The Italian government has given its final seal of approval for a new kind of auto-enrolment that will come into force on 1 July 2026.

The move is intended to boost membership in pension funds and is part of the country’s budget law for next year.

Under the new regime, workers will automatically enrol in an industry-wide pension fund (Fondi Pensione Negoziali), if they don’t explicitly decide how to allocate the severance pay Trattamento di Fine Rapporto (TFR) within 60 days from the start of a new job, so-called silenzio assenso (tacit consent).

Employees already working in a company, and already enrolled in a supplementary pension scheme, must choose a supplementary pension plan to allocate their severance pay, otherwise the tacit consent mechanism will apply.

Workers can still opt to keep the accrued severance payments in the company, or allocate them to a complementary form of pension including open pension funds (fondi pensione aperti) or private pension plans (PIP).

The tacit consent approved today by Italy’s parliament applies retroactively, with the enrolment in a supplementary pension scheme starting from the date of hiring. The timeframe given to workers to choose how to allocate the severance pay is cut from the the current six months to 60 days.
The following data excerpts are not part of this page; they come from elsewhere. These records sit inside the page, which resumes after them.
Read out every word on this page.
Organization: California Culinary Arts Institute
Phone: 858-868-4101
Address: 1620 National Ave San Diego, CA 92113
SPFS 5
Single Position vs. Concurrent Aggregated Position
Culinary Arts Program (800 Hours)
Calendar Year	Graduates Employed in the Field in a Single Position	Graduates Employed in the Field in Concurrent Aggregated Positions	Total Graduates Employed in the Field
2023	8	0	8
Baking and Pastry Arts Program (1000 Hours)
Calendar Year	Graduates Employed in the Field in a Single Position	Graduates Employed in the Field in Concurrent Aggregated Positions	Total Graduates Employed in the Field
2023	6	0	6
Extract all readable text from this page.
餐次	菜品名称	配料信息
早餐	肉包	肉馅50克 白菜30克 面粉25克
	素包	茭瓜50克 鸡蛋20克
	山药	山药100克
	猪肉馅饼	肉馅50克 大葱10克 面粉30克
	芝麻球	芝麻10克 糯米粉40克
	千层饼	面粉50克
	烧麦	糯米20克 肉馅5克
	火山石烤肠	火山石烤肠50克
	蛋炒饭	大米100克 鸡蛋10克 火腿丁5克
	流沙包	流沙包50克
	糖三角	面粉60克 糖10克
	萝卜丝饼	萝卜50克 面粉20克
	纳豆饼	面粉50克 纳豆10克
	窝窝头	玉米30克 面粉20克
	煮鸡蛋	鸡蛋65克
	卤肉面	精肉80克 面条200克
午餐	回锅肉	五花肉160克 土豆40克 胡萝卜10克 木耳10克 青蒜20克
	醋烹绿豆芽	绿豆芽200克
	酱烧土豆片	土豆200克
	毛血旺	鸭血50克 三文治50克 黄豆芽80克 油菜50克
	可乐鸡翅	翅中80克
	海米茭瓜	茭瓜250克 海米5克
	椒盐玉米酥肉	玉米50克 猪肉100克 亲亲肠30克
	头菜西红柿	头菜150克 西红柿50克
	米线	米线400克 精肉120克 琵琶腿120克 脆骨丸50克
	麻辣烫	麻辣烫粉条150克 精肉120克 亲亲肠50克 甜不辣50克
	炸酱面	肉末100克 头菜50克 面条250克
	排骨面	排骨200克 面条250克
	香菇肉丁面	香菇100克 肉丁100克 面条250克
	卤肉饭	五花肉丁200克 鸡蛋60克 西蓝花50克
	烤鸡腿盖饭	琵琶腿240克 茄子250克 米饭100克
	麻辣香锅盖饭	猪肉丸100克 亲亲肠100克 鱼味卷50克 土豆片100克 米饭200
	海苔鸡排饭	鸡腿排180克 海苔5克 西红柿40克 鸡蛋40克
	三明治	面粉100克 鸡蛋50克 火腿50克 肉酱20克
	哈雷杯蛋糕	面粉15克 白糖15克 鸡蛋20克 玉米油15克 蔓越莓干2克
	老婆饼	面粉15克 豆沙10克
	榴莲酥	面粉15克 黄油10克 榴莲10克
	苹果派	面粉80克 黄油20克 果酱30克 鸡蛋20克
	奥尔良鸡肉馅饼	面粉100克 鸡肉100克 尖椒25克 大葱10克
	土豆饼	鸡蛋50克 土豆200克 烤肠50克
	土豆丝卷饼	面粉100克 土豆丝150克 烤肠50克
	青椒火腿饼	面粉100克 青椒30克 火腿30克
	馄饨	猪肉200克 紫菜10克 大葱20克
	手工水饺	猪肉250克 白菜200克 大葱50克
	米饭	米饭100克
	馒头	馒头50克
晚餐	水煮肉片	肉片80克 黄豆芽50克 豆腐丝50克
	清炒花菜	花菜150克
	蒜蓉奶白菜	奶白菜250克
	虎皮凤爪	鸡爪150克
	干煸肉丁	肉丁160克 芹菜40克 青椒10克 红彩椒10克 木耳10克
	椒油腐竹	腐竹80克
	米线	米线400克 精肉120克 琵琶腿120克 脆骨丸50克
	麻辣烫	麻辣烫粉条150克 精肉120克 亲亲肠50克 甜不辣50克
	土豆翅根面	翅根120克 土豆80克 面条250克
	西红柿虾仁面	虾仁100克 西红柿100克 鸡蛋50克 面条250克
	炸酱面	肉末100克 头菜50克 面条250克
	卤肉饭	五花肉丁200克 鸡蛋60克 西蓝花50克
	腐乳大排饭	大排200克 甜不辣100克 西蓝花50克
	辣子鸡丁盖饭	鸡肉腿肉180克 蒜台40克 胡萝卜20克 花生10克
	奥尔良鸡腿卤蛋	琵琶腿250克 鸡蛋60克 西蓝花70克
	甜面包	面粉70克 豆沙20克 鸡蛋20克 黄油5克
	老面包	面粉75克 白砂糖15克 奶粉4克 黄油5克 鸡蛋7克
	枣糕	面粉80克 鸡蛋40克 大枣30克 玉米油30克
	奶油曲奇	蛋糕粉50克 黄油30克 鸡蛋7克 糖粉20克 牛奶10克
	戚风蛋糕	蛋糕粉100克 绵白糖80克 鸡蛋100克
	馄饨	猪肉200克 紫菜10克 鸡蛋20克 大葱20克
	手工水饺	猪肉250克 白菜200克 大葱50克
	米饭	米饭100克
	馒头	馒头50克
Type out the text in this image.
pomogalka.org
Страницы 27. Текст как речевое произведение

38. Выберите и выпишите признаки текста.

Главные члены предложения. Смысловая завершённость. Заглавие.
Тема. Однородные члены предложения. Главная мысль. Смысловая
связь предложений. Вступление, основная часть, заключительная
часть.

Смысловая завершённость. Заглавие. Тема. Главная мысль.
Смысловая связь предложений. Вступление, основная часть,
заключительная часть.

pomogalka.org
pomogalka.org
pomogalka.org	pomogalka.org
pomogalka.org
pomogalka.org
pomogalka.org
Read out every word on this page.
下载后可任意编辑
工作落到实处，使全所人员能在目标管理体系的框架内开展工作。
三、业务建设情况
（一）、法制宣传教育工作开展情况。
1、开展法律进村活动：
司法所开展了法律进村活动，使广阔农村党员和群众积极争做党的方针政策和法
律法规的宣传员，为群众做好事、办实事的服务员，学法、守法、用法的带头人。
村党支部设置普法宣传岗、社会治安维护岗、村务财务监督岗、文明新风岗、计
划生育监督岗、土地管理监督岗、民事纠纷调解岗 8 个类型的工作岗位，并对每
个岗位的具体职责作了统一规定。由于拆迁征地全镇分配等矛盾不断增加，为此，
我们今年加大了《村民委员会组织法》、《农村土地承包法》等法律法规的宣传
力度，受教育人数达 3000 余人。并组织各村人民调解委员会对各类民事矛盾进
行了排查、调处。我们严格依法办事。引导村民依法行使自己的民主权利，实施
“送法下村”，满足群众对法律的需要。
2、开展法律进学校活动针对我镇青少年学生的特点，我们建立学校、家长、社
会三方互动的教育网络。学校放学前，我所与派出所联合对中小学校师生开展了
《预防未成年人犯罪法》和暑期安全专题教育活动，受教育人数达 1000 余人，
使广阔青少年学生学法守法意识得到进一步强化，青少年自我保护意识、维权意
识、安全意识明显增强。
Additionally, the new budget law extends the effects of the tacit consent mechanism, allowing the payment of contributions to the supplementary pension scheme by the employer and the employee based on collective bargaining agreements, or contracts, including those at company level, signed to establish a supplementary pension scheme, according to a report of the labour committee in the parliament. 

Employees’ participation in supplementary pension schemes in Italy remains low, at 38.3% of the labour force, or 27.6% when excluding members not contributing to their individual accounts, according to a report published by pension regulator Covip.

Of a total €32.70bn severance pay accrued, only €8.16bn flows to complementary pension schemes, while €17.60bn stays in companies and €6.50bn goes to the the treasury fund (Fondo di Tesoreria) of the first-pillar pension authority Istituto Nazionale Previdenza Sociale (INPS), figures in Covip’s report show. 

Italy first introduced auto-enrolment through tacit consent in 2007, a move that led to a 43.2% increase in the number of members in pension funds, from 3.2m to over 4.5m, according to think tank Itinerari Previdenziali.

In the following years, however, the initial boost provided by the introduction of the mechanism faded.

Santo Biondo, confederal secretary of the Italian Labour Union (UIL) told IPE that, like in 2007, an educational campaign on the topic of supplementary pensions is necessary with the introduction of a new kind of tacit consent. 

The auto-enrolment measure approved by the parliament today is “positive but incomplete”, because workers can decide to opt-out without a campaign explaining the financial benefits of occupational pensions, he added. 

Asset management association Assogestioni will “intensity initiatives” to educate young people on long-term investing, said director Fabio Galli.